Vishal Bali and Ferzaan Engineer are investing money, technology and personnel in their home health care provider Medwell Ventures, targeting a million customers and a footprint across 15 Indian cities in 3-5 years
Vishal Bali (left) and Ferzaan Engineer, co-founders and co-chairmen of Medwell Ventures, believe home health care is a societal need
Image: Selvaprakash Lakshmanan for Forbes India
Bhuvana Maheshwari is a retired English professor in Bengaluru. At 55, she has fulfilled her parenting responsibilities and her four children are busy building their own futures. However, despite having her family around, dealing with the physical challenges of ageing is a lonely battle for Maheshwari. She needs regular physiotherapy sessions for the pain in her knees, a problem exacerbated by the fact that she is overweight.
For people like Maheshwari, who can’t handle a hospital visit, conventional health care services mean little. That’s where Medwell Ventures comes in. The Bengaluru-based startup provides home health care services to customers like Maheshwari. House calls by a Medwell physiotherapist are making a difference, she says. “I feel the need for someone to help me with my exercises, and it’s not possible to do these things [without assistance],” she says.
Maheshwari is blunt about the hard realities of urban life: “Caring [for a patient] is important. You need emotional support to recover faster. Physically, we may be able to manage with a bit of medication, but today there is what you might call an ‘emotional drought’. In that context, Nightingales is a reassuring organisation,” she says, referring to Nightingales Home Health Services, a pioneer in home health care that Medwell purchased in April 2014, for an undisclosed amount, to foray into the sector. Started in Bengaluru by Radha S Murthy, a medical practitioner, and Premkumar Raja, a social entrepreneur, Nightingales was then part of the Nightingales Medical Trust, providing doorstep medical services since 1996. The company is now a unit of Medwell but the brand name Nightingales has been retained.
“Home health care is both a simple and powerful idea, which is what attracted us to it in the first place. It has both a latent and a societal need,” says Ferzaan Engineer, 54, Medwell’s co-founder and co-chairman.
“With rapid urbanisation, children are living separately from their parents in different cities and countries, which brings its own set of challenges.” He adds: “Every family has had some or the other need for these [home health care] services. For example, an elder in my family has been able to delay the need for a joint replacement surgery with physiotherapy sessions at home.”
While physiotherapy is very amenable to the home health care model, Medwell’s founders have a more holistic and ambitious vision: “Our model of home health care has always been around the continuum of care,” Vishal Bali, 49, co-founder and co-chairman of Medwell tells Forbes India. “It’s not about sending a nurse, a doctor or a physiotherapist to your house. The real value of home health care is to provide levels of care which is speciality oriented.”
Therefore, Medwell has put together a multidisciplinary team that includes doctors, nurses, physiotherapists, respiratory therapists, neurophysiologists and dentists. Its care plans cover strokes, congestive heart failure, Parkinson’s disease, Alzheimer’s and diabetic wounds among other things.

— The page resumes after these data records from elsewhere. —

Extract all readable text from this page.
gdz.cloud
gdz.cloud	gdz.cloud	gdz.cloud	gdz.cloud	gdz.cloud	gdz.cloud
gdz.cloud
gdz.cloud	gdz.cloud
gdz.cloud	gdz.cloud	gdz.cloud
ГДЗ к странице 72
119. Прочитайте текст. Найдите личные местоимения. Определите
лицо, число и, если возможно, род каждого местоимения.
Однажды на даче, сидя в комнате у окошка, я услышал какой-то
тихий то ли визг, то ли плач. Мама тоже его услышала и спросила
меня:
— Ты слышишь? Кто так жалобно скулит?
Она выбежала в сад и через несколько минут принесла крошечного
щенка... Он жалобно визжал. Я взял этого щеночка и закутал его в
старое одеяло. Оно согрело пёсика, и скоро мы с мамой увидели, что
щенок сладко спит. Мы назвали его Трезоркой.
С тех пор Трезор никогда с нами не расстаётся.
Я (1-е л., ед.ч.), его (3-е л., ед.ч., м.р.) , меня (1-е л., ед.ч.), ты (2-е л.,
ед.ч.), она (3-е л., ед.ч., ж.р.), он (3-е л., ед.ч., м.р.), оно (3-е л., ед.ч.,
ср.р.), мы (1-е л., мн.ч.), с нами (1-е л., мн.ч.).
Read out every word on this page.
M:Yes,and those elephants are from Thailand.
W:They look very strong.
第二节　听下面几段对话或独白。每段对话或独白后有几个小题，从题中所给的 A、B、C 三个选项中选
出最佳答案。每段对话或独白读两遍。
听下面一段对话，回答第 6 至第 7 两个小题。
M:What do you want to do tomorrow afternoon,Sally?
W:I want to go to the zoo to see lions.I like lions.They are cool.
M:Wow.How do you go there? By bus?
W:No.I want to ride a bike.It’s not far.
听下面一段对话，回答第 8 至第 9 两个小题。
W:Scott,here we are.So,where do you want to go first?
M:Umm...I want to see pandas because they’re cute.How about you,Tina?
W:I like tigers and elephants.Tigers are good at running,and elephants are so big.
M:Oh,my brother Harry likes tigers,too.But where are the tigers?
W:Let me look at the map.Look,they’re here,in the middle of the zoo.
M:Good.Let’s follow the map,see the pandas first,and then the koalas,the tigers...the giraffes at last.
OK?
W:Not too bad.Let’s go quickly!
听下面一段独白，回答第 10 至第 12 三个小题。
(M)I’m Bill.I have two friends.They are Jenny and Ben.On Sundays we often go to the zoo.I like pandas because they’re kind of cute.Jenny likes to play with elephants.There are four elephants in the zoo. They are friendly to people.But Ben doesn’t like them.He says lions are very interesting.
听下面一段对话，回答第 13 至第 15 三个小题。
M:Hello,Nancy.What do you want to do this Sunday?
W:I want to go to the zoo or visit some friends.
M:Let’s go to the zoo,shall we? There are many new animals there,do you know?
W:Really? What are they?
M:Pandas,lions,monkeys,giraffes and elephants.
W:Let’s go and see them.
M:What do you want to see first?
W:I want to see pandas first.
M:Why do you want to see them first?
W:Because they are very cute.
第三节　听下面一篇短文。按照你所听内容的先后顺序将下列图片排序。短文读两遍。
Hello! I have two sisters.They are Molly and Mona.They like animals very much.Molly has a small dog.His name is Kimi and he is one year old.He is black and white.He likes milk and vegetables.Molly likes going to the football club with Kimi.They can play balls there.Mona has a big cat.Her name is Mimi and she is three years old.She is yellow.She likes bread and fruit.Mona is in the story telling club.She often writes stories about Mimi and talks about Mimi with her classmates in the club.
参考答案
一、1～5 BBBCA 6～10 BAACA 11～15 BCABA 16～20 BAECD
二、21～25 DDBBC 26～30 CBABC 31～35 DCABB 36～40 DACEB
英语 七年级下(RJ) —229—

Medwell isn’t the largest player in home health care services—Portea Medical has those bragging rights. But it is among those that has attracted, and retained, investor attention.
Bali, former CEO of Fortis Healthcare, and Engineer, previously the CEO of the Indian unit of US-based clinical research provider Quintiles IMS Holdings, started Medwell in 2014 with about $3 million in seed funding, largely from their own savings. The next year, they managed to raise $10 million from Eight Roads, the venture funding arm of investment management firm Fidelity International Limited.